Ынтхак улыбнулась от его искренней похвалы. Обычно она шла домой одна и сейчас была рада, что есть кто-то рядом и ей не будет так одиноко.
– Ну да, умею немного. А как вы узнали, что я здесь?
– Куда бы ты ни сбежала, ты все равно у меня как на ладони. А что с работой в ресторане? Выгнали?
– Наоборот, еще на одну работу взяли. Мне нравится петь на свадьбах. Только какие-то ощущения странные.
– И что странно?
– Ну просто… Смотришь и думаешь: «А вот у меня нет мамы, которая зажгла бы свечи» или «А вот у меня нет папы, который бы за руку подвел к жениху». Нет друзей, которые бы фотографировались вместе со мной. А раз нет друзей, то и денег на свадьбу никто не подарит. Откуда у меня такие мысли? Глупо, да?
Ынтхак самой стало смешно, что она вдруг вспомнила про свадебные деньги, и она широко заулыбалась. А Гоблин, наоборот, помрачнел. О чем бы она ни говорила, всегда свою историю приплетет. Ему, в такие моменты всегда ощущавшему какое-то сожаление или непонятную вину, ничего не оставалось, как просто молчать.

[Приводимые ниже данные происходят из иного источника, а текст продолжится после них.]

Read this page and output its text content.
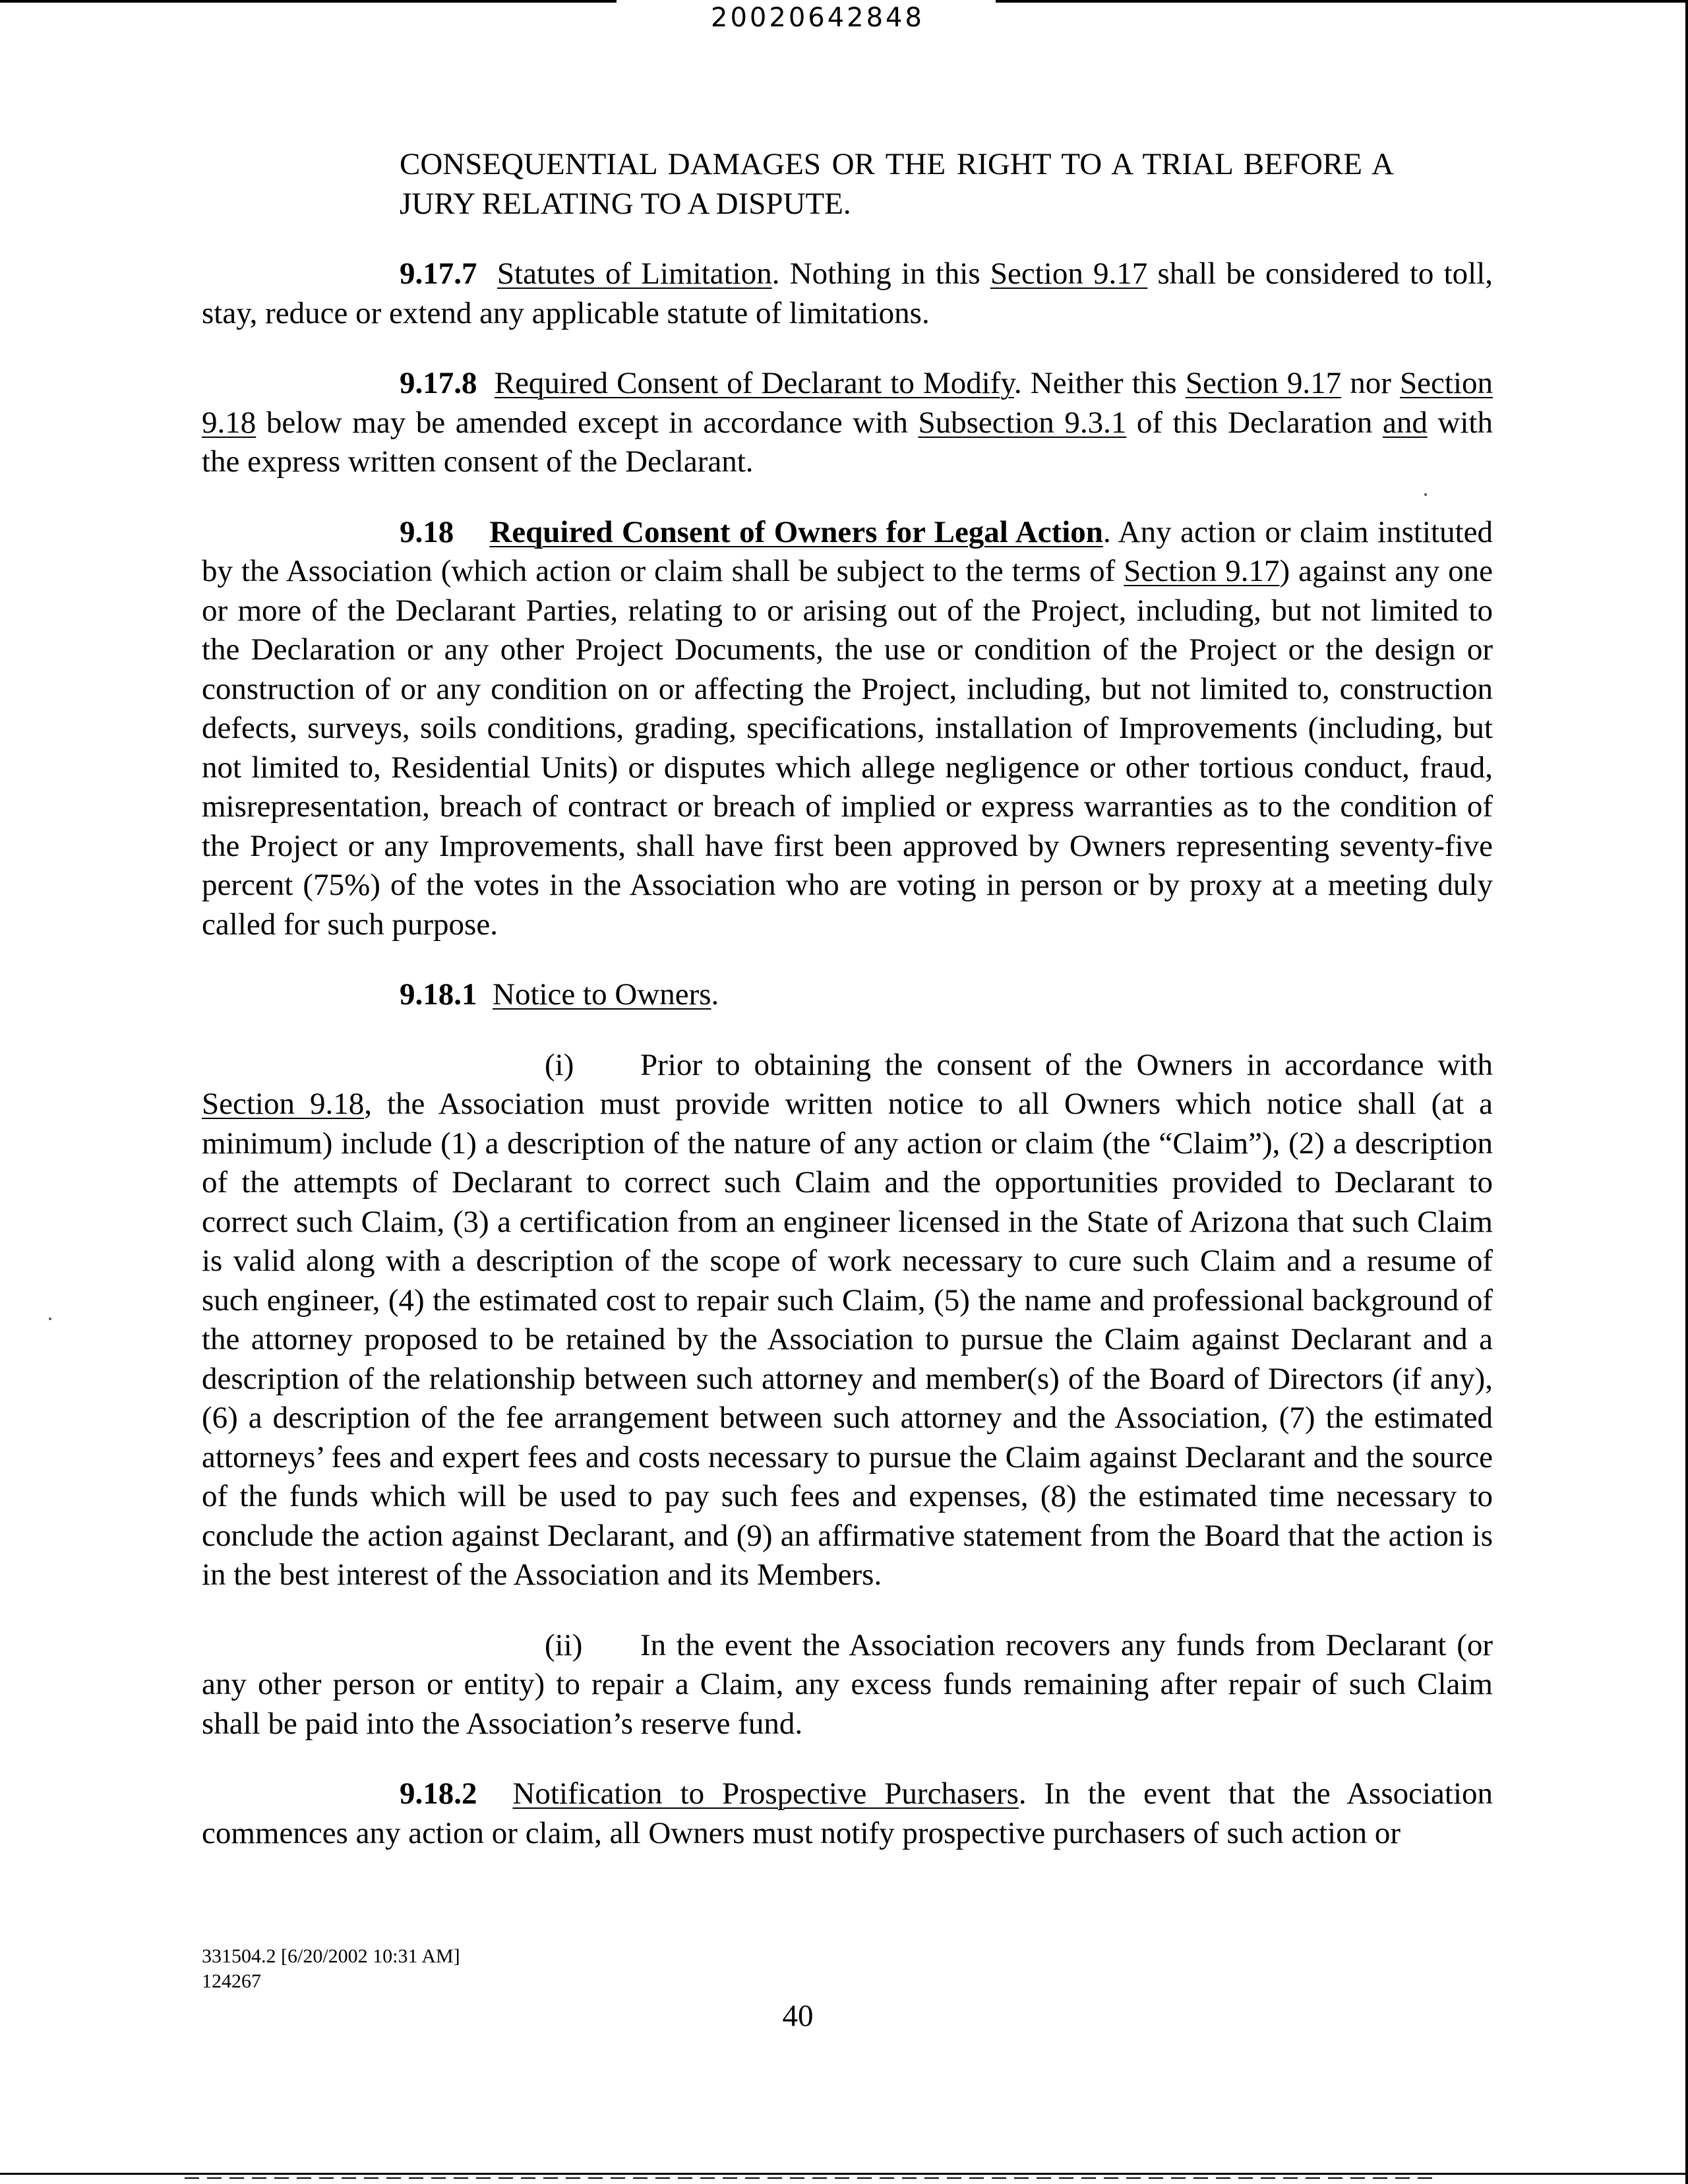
20020642848

CONSEQUENTIAL DAMAGES OR THE RIGHT TO A TRIAL BEFORE A JURY RELATING TO A DISPUTE.

9.17.7 Statutes of Limitation. Nothing in this Section 9.17 shall be considered to toll, stay, reduce or extend any applicable statute of limitations.

9.17.8 Required Consent of Declarant to Modify. Neither this Section 9.17 nor Section 9.18 below may be amended except in accordance with Subsection 9.3.1 of this Declaration and with the express written consent of the Declarant.

9.18 Required Consent of Owners for Legal Action. Any action or claim instituted by the Association (which action or claim shall be subject to the terms of Section 9.17) against any one or more of the Declarant Parties, relating to or arising out of the Project, including, but not limited to the Declaration or any other Project Documents, the use or condition of the Project or the design or construction of or any condition on or affecting the Project, including, but not limited to, construction defects, surveys, soils conditions, grading, specifications, installation of Improvements (including, but not limited to, Residential Units) or disputes which allege negligence or other tortious conduct, fraud, misrepresentation, breach of contract or breach of implied or express warranties as to the condition of the Project or any Improvements, shall have first been approved by Owners representing seventy-five percent (75%) of the votes in the Association who are voting in person or by proxy at a meeting duly called for such purpose.

9.18.1 Notice to Owners.

(i) Prior to obtaining the consent of the Owners in accordance with Section 9.18, the Association must provide written notice to all Owners which notice shall (at a minimum) include (1) a description of the nature of any action or claim (the “Claim”), (2) a description of the attempts of Declarant to correct such Claim and the opportunities provided to Declarant to correct such Claim, (3) a certification from an engineer licensed in the State of Arizona that such Claim is valid along with a description of the scope of work necessary to cure such Claim and a resume of such engineer, (4) the estimated cost to repair such Claim, (5) the name and professional background of the attorney proposed to be retained by the Association to pursue the Claim against Declarant and a description of the relationship between such attorney and member(s) of the Board of Directors (if any), (6) a description of the fee arrangement between such attorney and the Association, (7) the estimated attorneys’ fees and expert fees and costs necessary to pursue the Claim against Declarant and the source of the funds which will be used to pay such fees and expenses, (8) the estimated time necessary to conclude the action against Declarant, and (9) an affirmative statement from the Board that the action is in the best interest of the Association and its Members.

(ii) In the event the Association recovers any funds from Declarant (or any other person or entity) to repair a Claim, any excess funds remaining after repair of such Claim shall be paid into the Association’s reserve fund.

9.18.2 Notification to Prospective Purchasers. In the event that the Association commences any action or claim, all Owners must notify prospective purchasers of such action or

331504.2 [6/20/2002 10:31 AM]
124267
40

– Поэтому я так и цеплялась за то, чтобы стать вашей невестой. Тогда вроде как семья появится. У меня ж ее никогда не было. Я думала, что это шанс, который дает судьба.
Ынтхак искренне говорила о своих стремлениях. Она расчувствовалась от этого признания и стала вытирать закапавшие слезы. Гоблин не понял, почему она расплакалась, и, запинаясь, спросил:
– Ты чего? Я в чем-то виноват?
– Нет. Если разобраться, то виновата здесь я. Вы ж знаете, я правда виновата перед вами. За то, что не смогла меч вытянуть. Я уже давно вам хотела сказать, но мы в последнее время постоянно ругались, чуть ли не при каждой встрече. Практической ценности у меня уже нет. И мне не нравилось, что я вынуждена притворяться, что она у меня есть, расписку ту писать и вообще…

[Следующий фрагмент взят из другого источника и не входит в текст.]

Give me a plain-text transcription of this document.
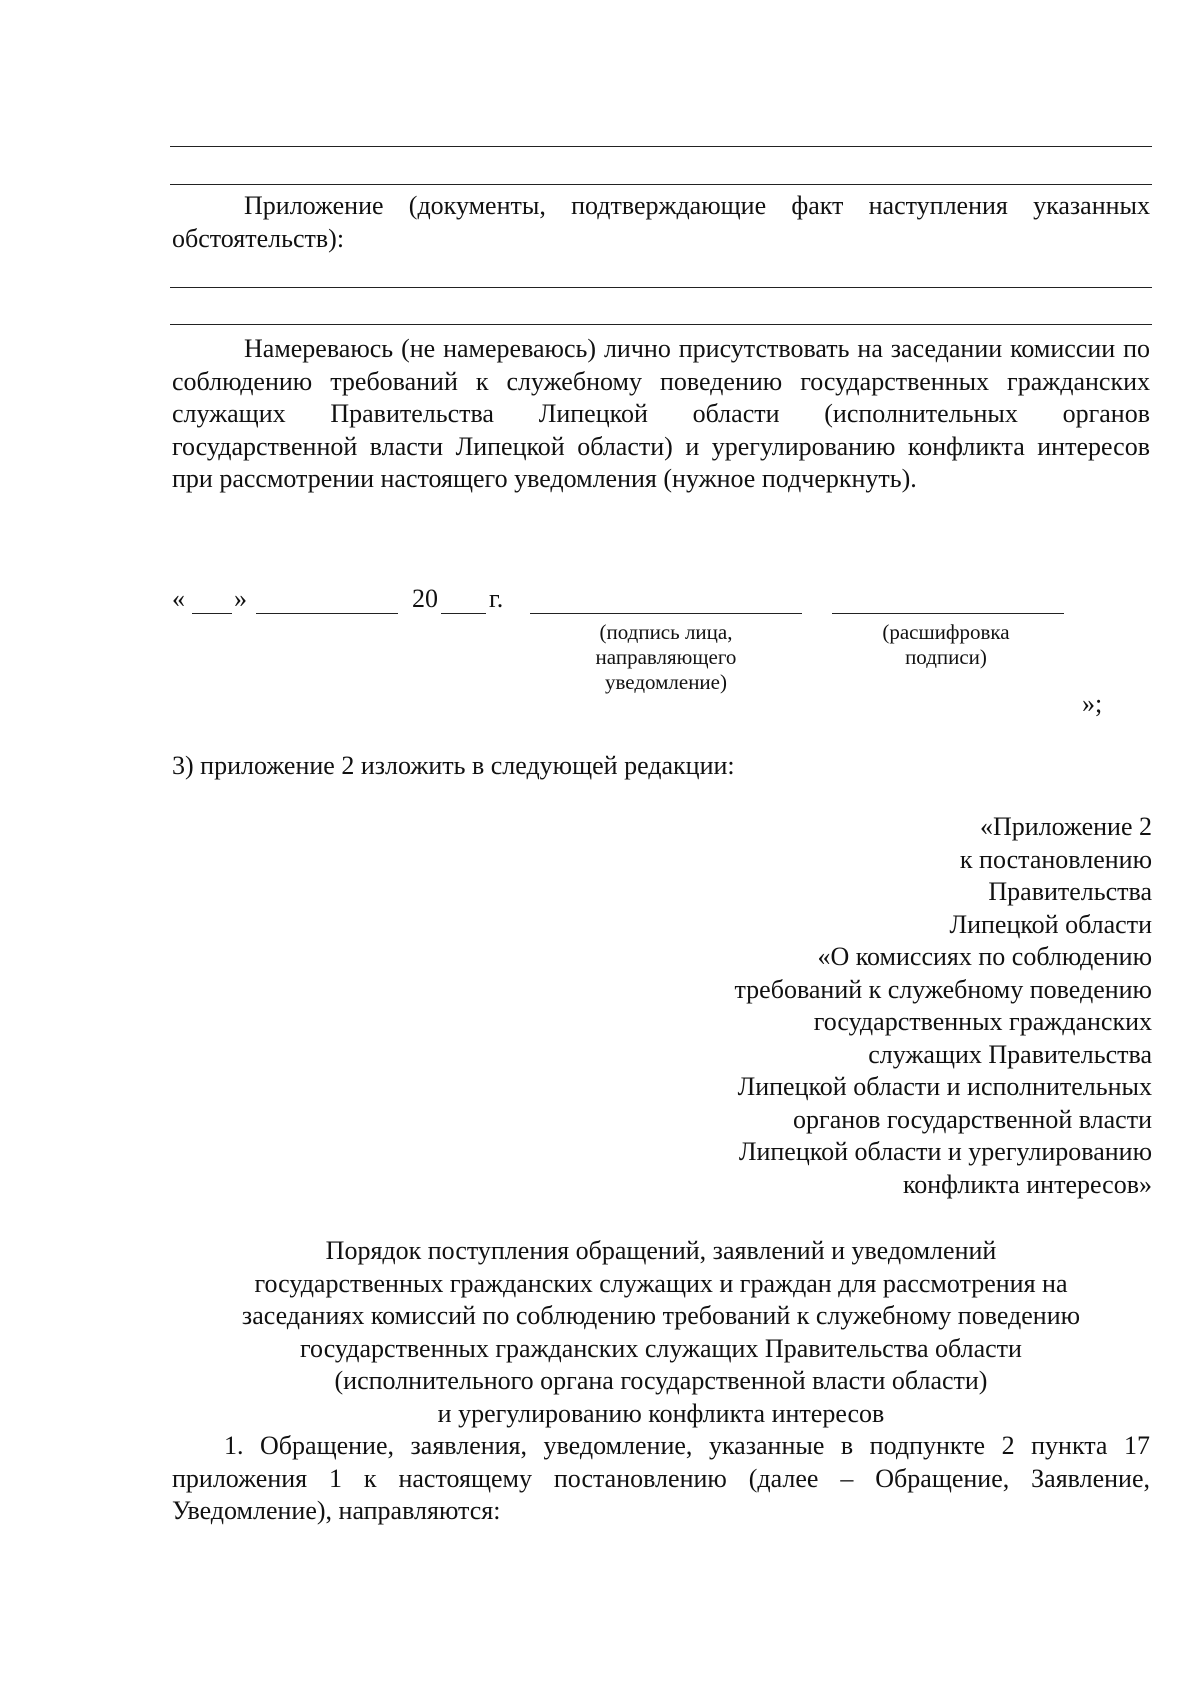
Приложение (документы, подтверждающие факт наступления указанных обстоятельств):
Намереваюсь (не намереваюсь) лично присутствовать на заседании комиссии по соблюдению требований к служебному поведению государственных гражданских служащих Правительства Липецкой области (исполнительных органов государственной власти Липецкой области) и урегулированию конфликта интересов при рассмотрении настоящего уведомления (нужное подчеркнуть).
« »	20 г.
(подпись лица, направляющего уведомление)
(расшифровка подписи)
»;
3) приложение 2 изложить в следующей редакции:
«Приложение 2
к постановлению
Правительства
Липецкой области
«О комиссиях по соблюдению
требований к служебному поведению
государственных гражданских
служащих Правительства
Липецкой области и исполнительных
органов государственной власти
Липецкой области и урегулированию
конфликта интересов»
Порядок поступления обращений, заявлений и уведомлений
государственных гражданских служащих и граждан для рассмотрения на
заседаниях комиссий по соблюдению требований к служебному поведению
государственных гражданских служащих Правительства области
(исполнительного органа государственной власти области)
и урегулированию конфликта интересов
1. Обращение, заявления, уведомление, указанные в подпункте 2 пункта 17 приложения 1 к настоящему постановлению (далее – Обращение, Заявление, Уведомление), направляются:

Извинившись, Ынтхак улыбнулась. То, что ее бросает то в смех, то в слезы, казалось ей некрасивым. Но ведь, по правде говоря, она сама поступила некрасиво. Гоблин наморщил лоб. Ему не хотелось, чтоб Ынтхак плакала. А после встреч с ним такое происходило частенько.
– Момент сейчас, конечно, не очень подходящий, но раз уж речь все равно об этом зашла, то скажу. Я сейчас больше работать стала, а еще нужно спокойно и тщательно собраться, поэтому не могли бы вы немного потерпеть, пока я не съеду? И особо меня не клевать? Можете, пока я все не соберу, дать мне 50-процентную скидку на взбучки? Как школьнице?
Гоблина трогала ее детская непосредственность. Даже если она плакала, то в следующую секунду можно было ожидать, что она будет смеяться и шутить. А радостный смех мог тут же перейти в плач. Но что в печали, что в радости ее лицо всегда излучало свет даже более яркий, чем свет от уличного фонаря. Гоблин был тем, кто ее жалел и кого она жалела. Она утешала его, и он сам научился утешать. Он был первым, кто погладил ее по голове и ободряюще похлопал по плечу. А она впервые поцеловалась с ним и призналась ему в любви.